Perhaps sqlite-vss? It adds vector searches to sqlite.

https://github.com/asg017/sqlite-vss

chuckhend · 2024-04-18T14:00:55 1713448855

check out https://github.com/tembo-io/pg_vectorize - we're taking it a little bit beyond just the storage and index. The project uses pgvector for the indices and distance operators, but also adds a simpler API, hooks into pre-trained embedding models, and helps you keep embeddings updated as data changes/grows

alexgarcia-xyz · 2024-04-17T20:10:35 1713384635

Re storing vectors in BLOB columns: ya, if it's not a lot of data and it's fast enough for you, then there's no problem doing it like that. I'd even just store then in JSON/npy files first and see how long you can get away with it. Once that gets too slow, then try SQLite/redis/valkey, and when that gets too slow, look into pgvector or other vector database solutions.

For SQLite specifically, very large BLOB columns might effect query performance, especially for large embeddings. For example, a 1536-dimension vector from OpenAI would take 1536 * 4 = 6144 bytes of space, if stored in a compact BLOB format. That's larger than SQLite default page size of 4096, so that extra data will overflow into overflow pages. Which again, isn't too big of a deal, but if the original table had small values before, then table scans can be slower.

One solution is to move it to a separate table, ex on an original `users` table, you can make a new `CREATE TABLE users_embeddings(user_id, embedding)` table and just LEFT JOIN that when you need it. Or you can use new techniques like Matryoshka embeddings[0] or scalar/binary quantization[1] to reduce the size of individual vectors, at the cost of lower accuracy. Or you can bump the page size of your SQLite database with `PRAGMA page_size=8192`.

I also have a SQLite extension for vector search[2], but there's a number of usability/ergonomic issues with it. I'm making a new one that I hope to release soon, which will hopefully be a great middle ground between "store vectors in a .npy files" and "use pgvector".

Re "do embeddings ever expire": nope!
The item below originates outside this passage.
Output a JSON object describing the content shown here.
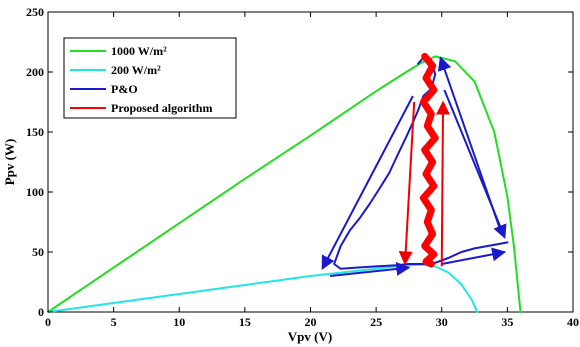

As long as you have access to the same model, the same text input should give the same embedding output. It's not like LLMs that have temperatures/meta prompts/a million other dials that make outputs non-deterministic, most embedding models should be deterministic and should work forever.

[0] https://huggingface.co/blog/matryoshka

[1] https://huggingface.co/blog/embedding-quantization

[2] https://github.com/asg017/sqlite-vss

crowcroft · 2024-04-17T20:27:28 1713385648

This is very useful appreciate the insight. Storing embeddings in a table and joining when needed feels like a really nice solution for what I'm trying to do.

simonw · 2024-04-17T23:13:32 1713395612

I store them as blobs in SQLite. It works fine - depending on the model they take up 1-2KB each.